Project 3: Variation in Hormone and Xenobiotic Metabolizing Enzyme Genes and Breast Cancer
In this project, we are testing whether sequence variation in genes involved in the metabolism of sex hormones (e.g., estrogen and androgens) and xenobiotics (e.g., environmental toxins and anticancer drugs) increases the risk of breast cancer. To accomplish this, we have extended existing studies to determine whether sequence variation in specific clusters of genes and enzymes influence breast cancer risk. Constructing genetic profiles for use in risk assessment may increase understanding of the role of gene environment interactions in breast cancer etiology and treatment.
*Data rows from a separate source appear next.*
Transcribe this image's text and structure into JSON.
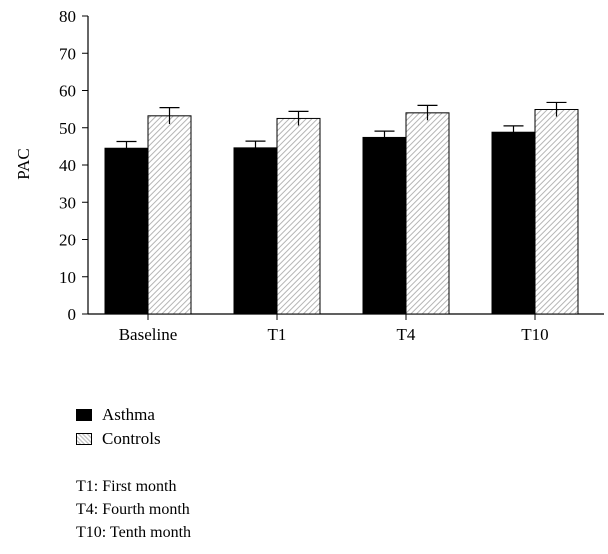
{
  "chart_data": {
    "type": "bar",
    "categories": [
      "Baseline",
      "T1",
      "T4",
      "T10"
    ],
    "ylabel": "PAC",
    "xlabel": "",
    "ylim": [
      0,
      80
    ],
    "yticks": [
      0,
      10,
      20,
      30,
      40,
      50,
      60,
      70,
      80
    ],
    "grid": false,
    "series": [
      {
        "name": "Asthma",
        "values": [
          44.5,
          44.6,
          47.4,
          48.8
        ],
        "errors": [
          1.8,
          1.8,
          1.7,
          1.7
        ],
        "color": "#000000"
      },
      {
        "name": "Controls",
        "values": [
          53.2,
          52.5,
          54.0,
          54.9
        ],
        "errors": [
          2.2,
          1.9,
          2.0,
          1.9
        ],
        "color": "#d9d9d9",
        "pattern": "diagonal-hatch"
      }
    ],
    "legend_position": "below chart"
  },
  "legend": {
    "asthma_label": "Asthma",
    "controls_label": "Controls"
  },
  "notes": [
    "T1: First month",
    "T4: Fourth month",
    "T10: Tenth month"
  ]
}
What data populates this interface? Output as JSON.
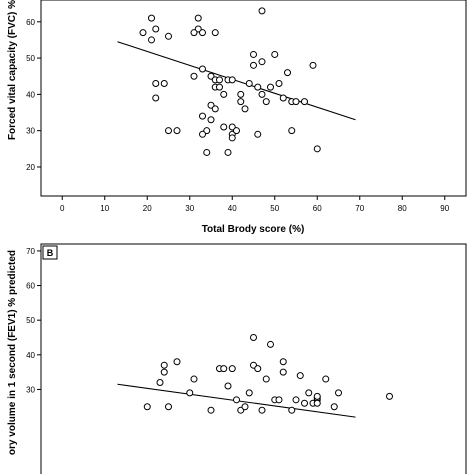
{
  "chart_data": [
    {
      "type": "scatter",
      "panel": "",
      "xlabel": "Total Brody score (%)",
      "ylabel": "Forced vital capacity (FVC) %",
      "xlim": [
        -5,
        95
      ],
      "ylim": [
        12,
        66
      ],
      "xticks": [
        0,
        10,
        20,
        30,
        40,
        50,
        60,
        70,
        80,
        90
      ],
      "yticks": [
        20,
        30,
        40,
        50,
        60
      ],
      "grid": false,
      "marker": "open-circle",
      "fit_line": {
        "x": [
          13,
          69
        ],
        "y": [
          54.5,
          33
        ]
      },
      "points": [
        [
          19,
          57
        ],
        [
          21,
          61
        ],
        [
          22,
          58
        ],
        [
          21,
          55
        ],
        [
          25,
          56
        ],
        [
          22,
          43
        ],
        [
          24,
          43
        ],
        [
          22,
          39
        ],
        [
          25,
          30
        ],
        [
          27,
          30
        ],
        [
          32,
          61
        ],
        [
          32,
          58
        ],
        [
          31,
          57
        ],
        [
          33,
          57
        ],
        [
          36,
          57
        ],
        [
          33,
          47
        ],
        [
          35,
          45
        ],
        [
          36,
          44
        ],
        [
          31,
          45
        ],
        [
          37,
          44
        ],
        [
          39,
          44
        ],
        [
          36,
          42
        ],
        [
          37,
          42
        ],
        [
          38,
          40
        ],
        [
          40,
          44
        ],
        [
          35,
          37
        ],
        [
          36,
          36
        ],
        [
          33,
          34
        ],
        [
          35,
          33
        ],
        [
          34,
          30
        ],
        [
          33,
          29
        ],
        [
          38,
          31
        ],
        [
          40,
          31
        ],
        [
          40,
          29
        ],
        [
          41,
          30
        ],
        [
          42,
          40
        ],
        [
          43,
          36
        ],
        [
          42,
          38
        ],
        [
          40,
          28
        ],
        [
          39,
          24
        ],
        [
          34,
          24
        ],
        [
          44,
          43
        ],
        [
          45,
          51
        ],
        [
          45,
          48
        ],
        [
          47,
          63
        ],
        [
          47,
          49
        ],
        [
          46,
          42
        ],
        [
          47,
          40
        ],
        [
          48,
          38
        ],
        [
          49,
          42
        ],
        [
          50,
          51
        ],
        [
          51,
          43
        ],
        [
          52,
          39
        ],
        [
          53,
          46
        ],
        [
          54,
          38
        ],
        [
          55,
          38
        ],
        [
          57,
          38
        ],
        [
          59,
          48
        ],
        [
          46,
          29
        ],
        [
          54,
          30
        ],
        [
          60,
          25
        ]
      ]
    },
    {
      "type": "scatter",
      "panel": "B",
      "xlabel": "",
      "ylabel": "ory volume in 1 second (FEV1) % predicted",
      "xlim": [
        -5,
        95
      ],
      "ylim": [
        5,
        72
      ],
      "yticks": [
        30,
        40,
        50,
        60,
        70
      ],
      "grid": false,
      "marker": "open-circle",
      "fit_line": {
        "x": [
          13,
          69
        ],
        "y": [
          31.5,
          22
        ]
      },
      "points": [
        [
          20,
          25
        ],
        [
          25,
          25
        ],
        [
          23,
          32
        ],
        [
          24,
          35
        ],
        [
          24,
          37
        ],
        [
          27,
          38
        ],
        [
          30,
          29
        ],
        [
          31,
          33
        ],
        [
          35,
          24
        ],
        [
          37,
          36
        ],
        [
          38,
          36
        ],
        [
          39,
          31
        ],
        [
          40,
          36
        ],
        [
          41,
          27
        ],
        [
          42,
          24
        ],
        [
          43,
          25
        ],
        [
          44,
          29
        ],
        [
          45,
          37
        ],
        [
          45,
          45
        ],
        [
          46,
          36
        ],
        [
          47,
          24
        ],
        [
          48,
          33
        ],
        [
          49,
          43
        ],
        [
          50,
          27
        ],
        [
          51,
          27
        ],
        [
          52,
          35
        ],
        [
          52,
          38
        ],
        [
          54,
          24
        ],
        [
          55,
          27
        ],
        [
          56,
          34
        ],
        [
          57,
          26
        ],
        [
          58,
          29
        ],
        [
          59,
          26
        ],
        [
          60,
          27
        ],
        [
          60,
          27.5
        ],
        [
          60,
          28
        ],
        [
          60,
          26
        ],
        [
          62,
          33
        ],
        [
          64,
          25
        ],
        [
          65,
          29
        ],
        [
          77,
          28
        ]
      ]
    }
  ]
}
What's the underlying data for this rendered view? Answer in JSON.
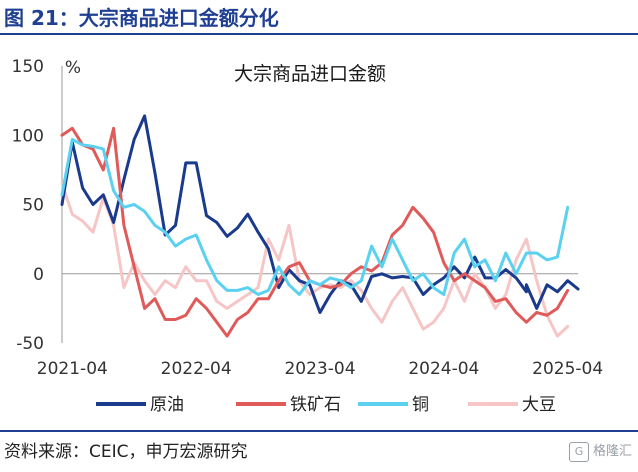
{
  "figure": {
    "title": "图 21：大宗商品进口金额分化"
  },
  "footer": {
    "source": "资料来源：CEIC，申万宏源研究",
    "watermark": "格隆汇"
  },
  "chart_data": {
    "type": "line",
    "title": "大宗商品进口金额",
    "ylabel": "%",
    "ylim": [
      -50,
      150
    ],
    "yticks": [
      150,
      100,
      50,
      0,
      -50
    ],
    "xlim": [
      "2021-03",
      "2025-05"
    ],
    "xticks": [
      "2021-04",
      "2022-04",
      "2023-04",
      "2024-04",
      "2025-04"
    ],
    "grid": false,
    "legend": "bottom",
    "series": [
      {
        "name": "原油",
        "color": "#1a3a8c",
        "points": [
          [
            "2021-03",
            50
          ],
          [
            "2021-04",
            95
          ],
          [
            "2021-05",
            62
          ],
          [
            "2021-06",
            50
          ],
          [
            "2021-07",
            57
          ],
          [
            "2021-08",
            37
          ],
          [
            "2021-09",
            68
          ],
          [
            "2021-10",
            97
          ],
          [
            "2021-11",
            114
          ],
          [
            "2021-12",
            73
          ],
          [
            "2022-01",
            28
          ],
          [
            "2022-02",
            35
          ],
          [
            "2022-03",
            80
          ],
          [
            "2022-04",
            80
          ],
          [
            "2022-05",
            42
          ],
          [
            "2022-06",
            37
          ],
          [
            "2022-07",
            27
          ],
          [
            "2022-08",
            33
          ],
          [
            "2022-09",
            43
          ],
          [
            "2022-10",
            30
          ],
          [
            "2022-11",
            18
          ],
          [
            "2022-12",
            -10
          ],
          [
            "2023-01",
            3
          ],
          [
            "2023-02",
            -5
          ],
          [
            "2023-03",
            -8
          ],
          [
            "2023-04",
            -28
          ],
          [
            "2023-05",
            -15
          ],
          [
            "2023-06",
            -5
          ],
          [
            "2023-07",
            -8
          ],
          [
            "2023-08",
            -20
          ],
          [
            "2023-09",
            -2
          ],
          [
            "2023-10",
            0
          ],
          [
            "2023-11",
            -3
          ],
          [
            "2023-12",
            -2
          ],
          [
            "2024-01",
            -3
          ],
          [
            "2024-02",
            -15
          ],
          [
            "2024-03",
            -8
          ],
          [
            "2024-04",
            -3
          ],
          [
            "2024-05",
            5
          ],
          [
            "2024-06",
            -3
          ],
          [
            "2024-07",
            12
          ],
          [
            "2024-08",
            -3
          ],
          [
            "2024-09",
            -3
          ],
          [
            "2024-10",
            3
          ],
          [
            "2024-11",
            -3
          ],
          [
            "2024-12",
            -13
          ],
          [
            "2024-12",
            -8
          ],
          [
            "2025-01",
            -25
          ],
          [
            "2025-02",
            -8
          ],
          [
            "2025-03",
            -13
          ],
          [
            "2025-04",
            -5
          ],
          [
            "2025-05",
            -11
          ]
        ]
      },
      {
        "name": "铁矿石",
        "color": "#e05a5a",
        "points": [
          [
            "2021-03",
            100
          ],
          [
            "2021-04",
            105
          ],
          [
            "2021-05",
            93
          ],
          [
            "2021-06",
            90
          ],
          [
            "2021-07",
            75
          ],
          [
            "2021-08",
            105
          ],
          [
            "2021-09",
            35
          ],
          [
            "2021-10",
            5
          ],
          [
            "2021-11",
            -25
          ],
          [
            "2021-12",
            -18
          ],
          [
            "2022-01",
            -33
          ],
          [
            "2022-02",
            -33
          ],
          [
            "2022-03",
            -30
          ],
          [
            "2022-04",
            -18
          ],
          [
            "2022-05",
            -25
          ],
          [
            "2022-06",
            -35
          ],
          [
            "2022-07",
            -45
          ],
          [
            "2022-08",
            -33
          ],
          [
            "2022-09",
            -28
          ],
          [
            "2022-10",
            -18
          ],
          [
            "2022-11",
            -18
          ],
          [
            "2022-12",
            -5
          ],
          [
            "2023-01",
            5
          ],
          [
            "2023-02",
            8
          ],
          [
            "2023-03",
            -5
          ],
          [
            "2023-04",
            -8
          ],
          [
            "2023-05",
            -10
          ],
          [
            "2023-06",
            -8
          ],
          [
            "2023-07",
            0
          ],
          [
            "2023-08",
            5
          ],
          [
            "2023-09",
            2
          ],
          [
            "2023-10",
            8
          ],
          [
            "2023-11",
            28
          ],
          [
            "2023-12",
            35
          ],
          [
            "2024-01",
            48
          ],
          [
            "2024-02",
            40
          ],
          [
            "2024-03",
            30
          ],
          [
            "2024-04",
            8
          ],
          [
            "2024-05",
            -5
          ],
          [
            "2024-06",
            0
          ],
          [
            "2024-07",
            -5
          ],
          [
            "2024-08",
            -10
          ],
          [
            "2024-09",
            -20
          ],
          [
            "2024-10",
            -18
          ],
          [
            "2024-11",
            -28
          ],
          [
            "2024-12",
            -35
          ],
          [
            "2025-01",
            -28
          ],
          [
            "2025-02",
            -30
          ],
          [
            "2025-03",
            -25
          ],
          [
            "2025-04",
            -12
          ]
        ]
      },
      {
        "name": "铜",
        "color": "#5bd1f0",
        "points": [
          [
            "2021-03",
            57
          ],
          [
            "2021-04",
            97
          ],
          [
            "2021-05",
            93
          ],
          [
            "2021-06",
            92
          ],
          [
            "2021-07",
            90
          ],
          [
            "2021-08",
            60
          ],
          [
            "2021-09",
            48
          ],
          [
            "2021-10",
            50
          ],
          [
            "2021-11",
            45
          ],
          [
            "2021-12",
            35
          ],
          [
            "2022-01",
            30
          ],
          [
            "2022-02",
            20
          ],
          [
            "2022-03",
            25
          ],
          [
            "2022-04",
            28
          ],
          [
            "2022-05",
            10
          ],
          [
            "2022-06",
            -5
          ],
          [
            "2022-07",
            -12
          ],
          [
            "2022-08",
            -12
          ],
          [
            "2022-09",
            -10
          ],
          [
            "2022-10",
            -15
          ],
          [
            "2022-11",
            -12
          ],
          [
            "2022-12",
            5
          ],
          [
            "2023-01",
            -8
          ],
          [
            "2023-02",
            -15
          ],
          [
            "2023-03",
            -5
          ],
          [
            "2023-04",
            -8
          ],
          [
            "2023-05",
            -3
          ],
          [
            "2023-06",
            -5
          ],
          [
            "2023-07",
            -10
          ],
          [
            "2023-08",
            -5
          ],
          [
            "2023-09",
            20
          ],
          [
            "2023-10",
            5
          ],
          [
            "2023-11",
            25
          ],
          [
            "2023-12",
            10
          ],
          [
            "2024-01",
            -5
          ],
          [
            "2024-02",
            0
          ],
          [
            "2024-03",
            -10
          ],
          [
            "2024-04",
            -15
          ],
          [
            "2024-05",
            15
          ],
          [
            "2024-06",
            25
          ],
          [
            "2024-07",
            5
          ],
          [
            "2024-08",
            10
          ],
          [
            "2024-09",
            -5
          ],
          [
            "2024-10",
            15
          ],
          [
            "2024-11",
            0
          ],
          [
            "2024-12",
            15
          ],
          [
            "2025-01",
            15
          ],
          [
            "2025-02",
            10
          ],
          [
            "2025-03",
            12
          ],
          [
            "2025-04",
            48
          ]
        ]
      },
      {
        "name": "大豆",
        "color": "#f6c6c6",
        "points": [
          [
            "2021-03",
            65
          ],
          [
            "2021-04",
            43
          ],
          [
            "2021-05",
            38
          ],
          [
            "2021-06",
            30
          ],
          [
            "2021-07",
            55
          ],
          [
            "2021-08",
            35
          ],
          [
            "2021-09",
            -10
          ],
          [
            "2021-10",
            8
          ],
          [
            "2021-11",
            -5
          ],
          [
            "2021-12",
            -15
          ],
          [
            "2022-01",
            -5
          ],
          [
            "2022-02",
            -10
          ],
          [
            "2022-03",
            5
          ],
          [
            "2022-04",
            -5
          ],
          [
            "2022-05",
            -5
          ],
          [
            "2022-06",
            -20
          ],
          [
            "2022-07",
            -25
          ],
          [
            "2022-08",
            -20
          ],
          [
            "2022-09",
            -15
          ],
          [
            "2022-10",
            -10
          ],
          [
            "2022-11",
            25
          ],
          [
            "2022-12",
            10
          ],
          [
            "2023-01",
            35
          ],
          [
            "2023-02",
            -5
          ],
          [
            "2023-03",
            -15
          ],
          [
            "2023-04",
            -10
          ],
          [
            "2023-05",
            -8
          ],
          [
            "2023-06",
            -10
          ],
          [
            "2023-07",
            -5
          ],
          [
            "2023-08",
            -12
          ],
          [
            "2023-09",
            -25
          ],
          [
            "2023-10",
            -35
          ],
          [
            "2023-11",
            -20
          ],
          [
            "2023-12",
            -10
          ],
          [
            "2024-01",
            -25
          ],
          [
            "2024-02",
            -40
          ],
          [
            "2024-03",
            -35
          ],
          [
            "2024-04",
            -25
          ],
          [
            "2024-05",
            -5
          ],
          [
            "2024-06",
            -20
          ],
          [
            "2024-07",
            0
          ],
          [
            "2024-08",
            -10
          ],
          [
            "2024-09",
            -25
          ],
          [
            "2024-10",
            -15
          ],
          [
            "2024-11",
            10
          ],
          [
            "2024-12",
            25
          ],
          [
            "2025-01",
            -5
          ],
          [
            "2025-02",
            -30
          ],
          [
            "2025-03",
            -45
          ],
          [
            "2025-04",
            -38
          ]
        ]
      }
    ]
  }
}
Moreover, by researching the role of these genes and enzymes in the metabolism of anticancer agents, the information obtained through these studies may help in dissecting the genetic basis of individual variability in response to cancer treatment and, ultimately, lead to individualized therapy. This would lead to reduced breast cancer morbidity and mortality and improved clinical outcomes for all women with breast cancer. Currently, our specific aims are to:
Aim 1: Re-sequence the UGT2B gene cluster based on comparative genomics analyses in ethnically diverse population samples to select specific pieces of DNA for an association study.
Aim 2: Examine whether variations in the UGT2B genes are associated with breast cancer risk in women of African descent.
Aim 3: Examine whether UGT2B genes and environmental factors are associated with age at diagnosis, tumor grade, and estrogen receptor/progesterone receptor staining.